Karlos Santamaria eta haren idazlanak

 

Un puente de paz entre los dos mundos

 

Ya

 

      Esta vez es el Papa quien ha hablado de «puente», de un «puente de paz», un «puente espiritual y cristiano» a través del cual puedan unirse los dos bloques internacionales que hoy se oponen: el mundo de las naciones occidentales y el de los pueblos comunistas o dominados por el comunismo.

      Esta vez es el Papa quien ha hablado de ello. Y, por lo tanto, no me parece que haya ningún inconveniente en que utilicemos esta terminología, a condición, claro está, de que seamos fieles a las palabras y a los conceptos del Pontífice. El mero hecho de que yo hubiese empleado ese término, sin más autoridad, hace unas semanas, es decir, antes de este discurso, habría dado seguramente lugar a que se me considerase incluido entre los partidarios de «la mano tendida», los pacifistas a ultranza, siempre dispuestos a ceder terreno al adversario y a sacrificar los intereses espirituales de los pueblos a una tranquilidad aparente e injusta.

      Pero el Papa ha hablado de ese puente con esperanza. Ha dicho que le parece fundada la confianza en que, «en nombre del mismo Cristo, se pueda echar un puente de paz entre las dos orillas opuestas y restablecer el vínculo común actualmente roto».

      La actual coexistencia es, sin duda, una situación precaria, un «simple respiro», como dice el Papa, fundado sólo en la fatiga y en el temor. Esta mera coexistencia no merece el nombre de paz, no tiene nada del orden justo, no es la paz fundada sobre la unión de los espíritus, la paz simple y solemne que cantaron los ángeles a los pastores, ni el don preciado de Belén. Y, sin embargo, bajo ciertos aspectos, esta paz fría, aun con sus incoherencias y molestias «muestra dirigir sus pasos hacia un orden moral auténtico».

      Y el Papa reconoce gustosamente que «esta distensión representa algún progreso en la fatigosa maduración de la paz propiamente dicha». «Se espera, en efecto —dice el Papa—, que la coexistencia actual acerque a la humanidad a la paz». Pero ¿quién será el que dé los pasos para ello? Un acuerdo entre los regímenes sociales es imposible. No se puede construir un puente de verdad entre esos dos mundos separados si no es apoyándose en los hombres que viven en el uno y en el otro. En realidad, las ideologías son antagónicas y se repelen con enorme violencia, pero los hombres, sobre todo aquellos en cuyas almas aun alienta una sombra de espiritualidad, siempre se sienten atraídos entre sí, porque el dolor y la miseria les aproximan inevitablemente.

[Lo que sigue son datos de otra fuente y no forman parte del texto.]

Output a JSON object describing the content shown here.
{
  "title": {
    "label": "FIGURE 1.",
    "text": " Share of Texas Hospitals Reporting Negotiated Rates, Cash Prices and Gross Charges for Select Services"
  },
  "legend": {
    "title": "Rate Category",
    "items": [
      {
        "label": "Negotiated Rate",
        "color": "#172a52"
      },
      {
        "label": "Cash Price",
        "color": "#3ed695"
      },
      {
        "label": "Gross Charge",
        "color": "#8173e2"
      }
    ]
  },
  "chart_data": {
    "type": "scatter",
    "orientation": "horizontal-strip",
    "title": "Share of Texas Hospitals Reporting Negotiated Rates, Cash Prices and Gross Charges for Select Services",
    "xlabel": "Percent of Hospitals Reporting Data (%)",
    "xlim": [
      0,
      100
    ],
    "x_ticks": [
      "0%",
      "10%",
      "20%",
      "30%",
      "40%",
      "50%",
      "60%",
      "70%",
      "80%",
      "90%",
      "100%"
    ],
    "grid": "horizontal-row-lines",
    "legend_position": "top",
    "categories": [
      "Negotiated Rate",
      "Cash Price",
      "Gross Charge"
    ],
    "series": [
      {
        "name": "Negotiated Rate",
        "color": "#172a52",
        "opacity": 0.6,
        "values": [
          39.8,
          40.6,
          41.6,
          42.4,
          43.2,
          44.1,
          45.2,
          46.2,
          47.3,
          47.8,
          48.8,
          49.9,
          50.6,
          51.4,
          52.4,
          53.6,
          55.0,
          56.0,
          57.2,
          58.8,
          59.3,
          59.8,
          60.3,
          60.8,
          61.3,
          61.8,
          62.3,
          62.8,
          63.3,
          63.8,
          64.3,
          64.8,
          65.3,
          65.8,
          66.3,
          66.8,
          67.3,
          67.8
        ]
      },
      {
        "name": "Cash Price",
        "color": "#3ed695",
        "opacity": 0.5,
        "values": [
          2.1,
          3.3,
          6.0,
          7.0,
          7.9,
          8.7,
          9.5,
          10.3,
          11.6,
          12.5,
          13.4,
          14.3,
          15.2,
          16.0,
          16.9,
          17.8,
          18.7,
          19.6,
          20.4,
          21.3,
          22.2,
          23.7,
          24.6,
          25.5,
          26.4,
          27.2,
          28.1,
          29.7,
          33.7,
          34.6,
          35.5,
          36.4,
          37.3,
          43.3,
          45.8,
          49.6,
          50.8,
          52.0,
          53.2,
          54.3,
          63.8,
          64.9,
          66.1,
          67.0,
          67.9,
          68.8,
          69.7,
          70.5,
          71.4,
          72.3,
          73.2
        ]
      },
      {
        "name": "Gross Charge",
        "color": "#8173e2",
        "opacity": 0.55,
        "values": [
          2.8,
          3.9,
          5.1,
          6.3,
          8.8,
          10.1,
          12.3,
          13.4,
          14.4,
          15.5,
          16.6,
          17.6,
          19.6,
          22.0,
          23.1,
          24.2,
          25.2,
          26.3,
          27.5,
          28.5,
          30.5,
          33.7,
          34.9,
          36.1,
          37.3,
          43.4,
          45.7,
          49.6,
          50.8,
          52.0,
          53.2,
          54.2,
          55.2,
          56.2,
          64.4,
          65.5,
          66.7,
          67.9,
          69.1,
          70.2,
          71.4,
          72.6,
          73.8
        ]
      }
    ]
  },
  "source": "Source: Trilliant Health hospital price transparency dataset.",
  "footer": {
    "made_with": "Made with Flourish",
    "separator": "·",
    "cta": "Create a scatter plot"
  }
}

      El Papa aclara: no serán los escépticos ni los cínicos los que formarán ese puente. Ni los materialistas ni los ideólogos —los que han reemplazado a Dios por una ideología—. Ni los agnósticos —que no admiten verdades absolutas y que dicen que lo mejor es no tener tendencias o ideas determinadas y ser siempre hijos del momento y de la oportunidad—. Ni los desligados de cualquier mundo espiritual. Ni tampoco los amorales, los que no aceptan normas en el terreno de la vida social. Hombres así no tienen nada que hacer en esta gran obra de aproximación, porque la unión que ellos lograsen se fundaría en la mentira y en el error.

      El Papa señala quiénes son los que pueden tender ese puente: son los fieles y fervorosos cristianos y también los millones de hombres y de mujeres «que han conservado en grado más o menos activo, la huella de Cristo». De una y otra parte, estas personas existen, y aunque quizás muchas de ellas no estén en condiciones de actuar, sea «por la presión de los poderes públicos» o «por la demasiada timidez en proclamar alto los buenos deseos», el Papa confía en que sean ellos los que rompan el hielo de esta paz fría.

      En realidad «el puente espiritual y cristiano, dice el Papa, existe ya de alguna manera entre ambas orillas»; lo que hace falta es «que se haga más amplio y adquiera una consistencia más eficaz».

      Programa histórico, programa espiritual de enorme envergadura. Yo no me hubiera atrevido a hablar de ellos si el Papa con su enorme autoridad no nos hubiera invitado a todos los católicos a meditar muy seriamente sobre esta difícil, pero esperanzadora posibilidad.